In my 2nd attempt, I created an open ReadableStream while exporting the video and connected to the encoder, reading those pixels “live” and encoding them ad-hoc. I was bombarding this stream with billions of RGBA, RGBA, RGBA values.
This removed the step of creating a .png file and then converting it back to raw pixels.
This was, however highly fragile process. For example, if I told the encoder I wanted the video to be 900 pixels wide, but by mistake, I was sending pixels as if it were 901 pixels wide, the resulting video was tilted by 45degree in quite a funny way as each following row of pixels was moved to the right by 1 pixel.
This method was significantly faster, but it was still painfully slow.

Third round - batching readPixels calls.

I was lost, not knowing what else can I do here.
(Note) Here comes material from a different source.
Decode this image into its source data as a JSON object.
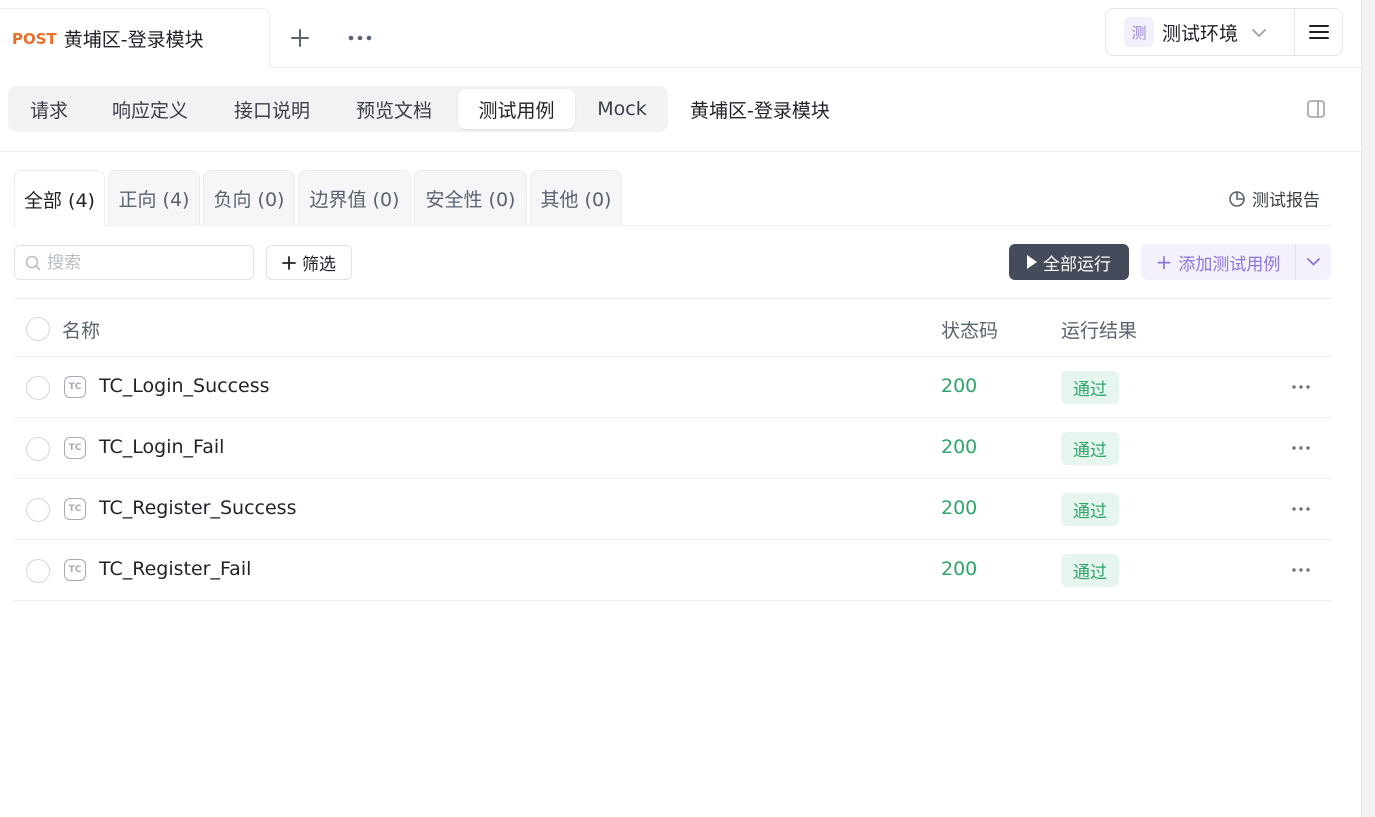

At some point, I experimented with measuring the speed of calling .readPixels() 10 times a row. I was amazed that it was ~50% faster.
I don’t know precisely why - I bet GPU was switching to ‘send pixels’ mode once, and then sending pixels many times in a row without anything else happening in between was faster.
The flow was:
  • I was rendering 60 frames in a row
  • Each time one frame was ready - I copying it to another canvas so I did not lose it
  • Copying from canvas to canvas happens on the GPU level, so I’m not reading pixels data
  • When I had 60 canvases like this, each with a new frame, I was iterating over each of those and only then reading pixels from each of those
  • Then I send pixels data from each of them into the encoder
This was another iterative improvement, but it was still not there.

Third round: VideoEncoder and VideoFrame captured out of the canvas.
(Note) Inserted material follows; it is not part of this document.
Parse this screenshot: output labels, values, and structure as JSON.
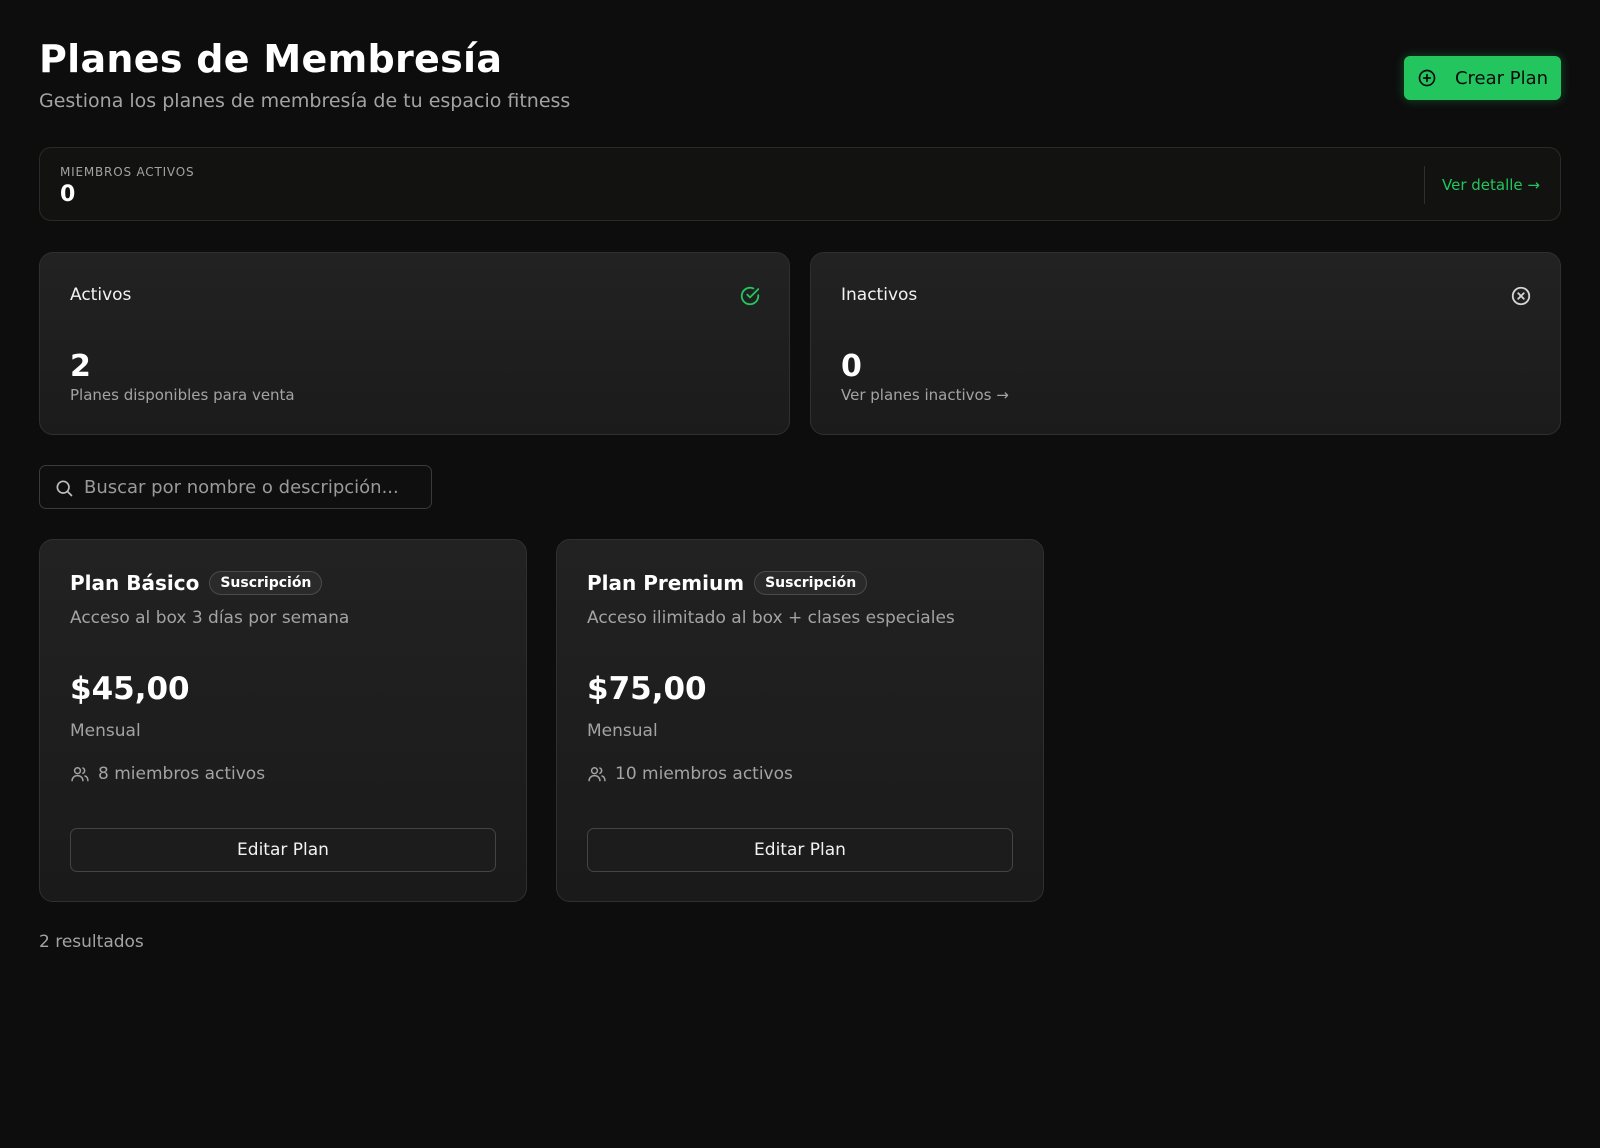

When debugging the previous method, I quickly realized the most significant bottleneck was not rendering the frame on canvas, but reading pixels out of it. It took 70% of the total time to handle 1 frame. To be precise, reading it and sending it to the encoder was painfully slow.
Only then I realized there is one fantastic thing possible in modern JS API - new VideoFrame(canvas) - it will create VideoFrame out of canvas on GPU level, never reading pixels data.
Then you can pass this frame directly to the native VideoEncoder using an encoder.encode(frame) method.
This way, we’re encoding the video (or, to be precise - the video track of a video file) without reading pixel data into JS memory.
It was a massive change as it removed the step that took 70% of JS time previously.
I quickly realized I was rendering frames and sending frames to the encoder faster than it could encode them, putting them into a queue and increasing memory usage.
As a result, I set the max queue limit, after which the JS thread waits for the encoder to encode pending frames.
This is a fundamental change, as JS (a slow language) now waits for native APIs to do their job instead of everything else waiting for JavaScript.
Now, this is more complex, as VideoEncoder only encodes a single video track - not an entire video file.
At in start of this article, when I was using VideoDecoder, I needed to “demux” a video file into a video track, now I needed to do the reverse - VideoEncoder was giving me raw data about the video track, which I needed to “mux” into a video file.
After all that is done, I also needed to add a proper audio track in case you recorded voiceover, etc.
There are also a lot of other moving pieces related here, such as using correct codecs, color profiles, etc. But I’ll describe it in another article.